*Ruth was carried to school by her mum, a 4km journey on rough, hilly paths. After just four days, Ruth was asked to leave as she couldn’t use the toilet without help. She wasn’t welcome.
Ruth’s lower limbs are paralysed and she shuffles along on her bottom. Both Ruth and her parents are HIV positive.
When Ruth, now aged eight, joined our Rukungiri disability project, our team visited the school and found a new headteacher in place, with a more inclusive attitude. There were several new classrooms with wheelchair ramps, but the so-called accessible toilet was located through a narrow rocky gap, up a rough uneven slope, and built to incorrect specifications. A wheelchair-user couldn’t reach the latrine or manoeuvre inside.

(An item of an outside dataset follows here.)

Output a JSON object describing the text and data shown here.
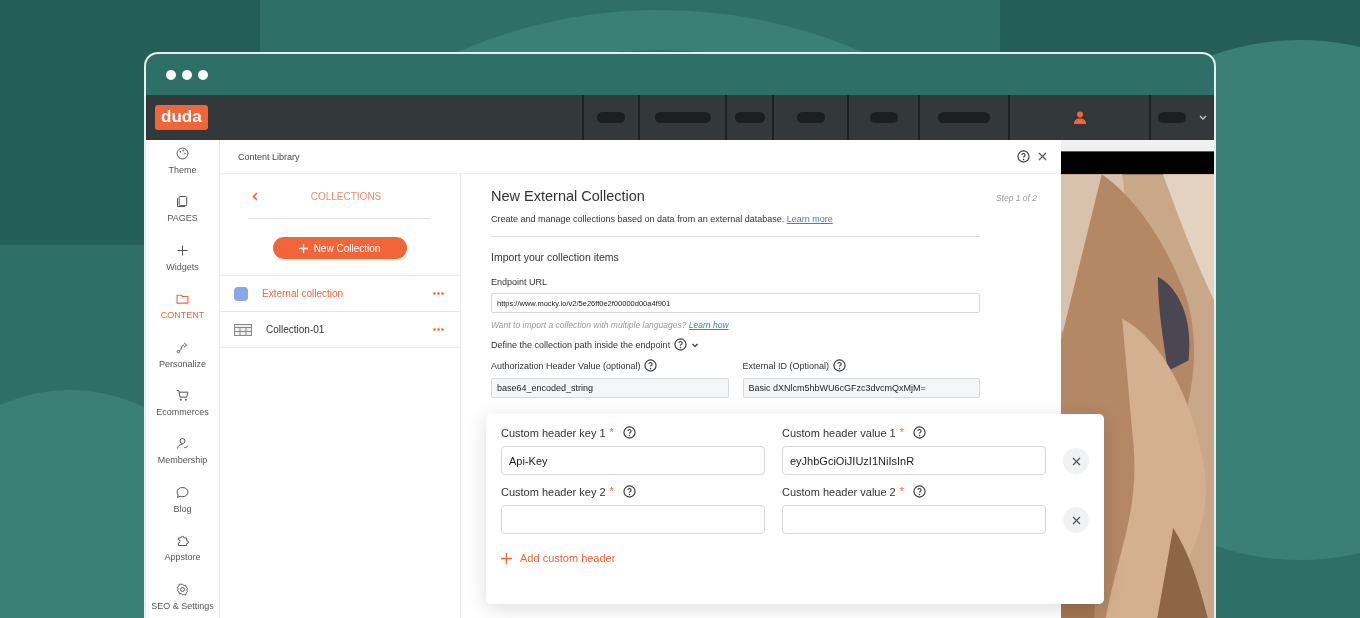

Our team commissioned a new toilet, and a new path, and closely monitored construction.
Ruth and her family were thrilled to receive a wheelchair – now she is mobile and off the ground. Now Ruth travels to school on a boda-boda accompanied by her mother, proudly wearing her Global Care helmet. The project also pays for lunch at school so she receives extra nutrition needed to fight HIV. Ruth still needs to be pushed in her wheelchair, but she is at school, making friends, and learning at last.
Five year-old *Timothy was born with cerebral palsy. When his father died, he was abandoned by his mother and now lives with his elderly grandparents, aunt and cousins.
When Timothy started school, the nursery section didn’t have toilets, so the children used latrines at a nearby church. During Timothy’s first term, his teacher had to leave all the other children to take Timothy to the toilet. As he cannot stand, he put his hands on the dirty latrine floor for balance. In class, he sat on the floor, as he couldn’t sit at a desk.
Our physiotherapist recommended a special seat for school and a stronger walker. A local rehabilitation centre constructed a bespoke seat with a table. The team also commissioned a full block of latrines, with one accessible cubicle, to the delight of the school.
Timothy is happy to be sitting with his classmates and joining in lessons alongside them. He is growing in confidence with his walker and can move independently to the latrine, now on the school site, safely using the handrails to balance.
His family are struggling financially. Timothy’s grandparents are both in their 80s and too frail to work, and the aunt who supported the family is now also ill at home. To ensure Timothy stays in school, our team pay his school fees.
Ruth and Timothy are just two of the children supported by ‘Building Ability in Disability‘, our initiative helping children with mobility difficulties get to school in Rukungiri, south-western Uganda. In Uganda, more than 90% of children with disabilities never go to school at all, and of the fraction who do attend, only a tiny 6% complete their education. Yet education is proven to be the best way out of the poverty cycle, not just for an individual but for generations to come. Global Care is committed to helping children living in extreme poverty access education, especially children facing additional barriers, like disability, ethnic or gender discrimination, lack of appropriate adult support or long-term sickness including HIV-AIDS.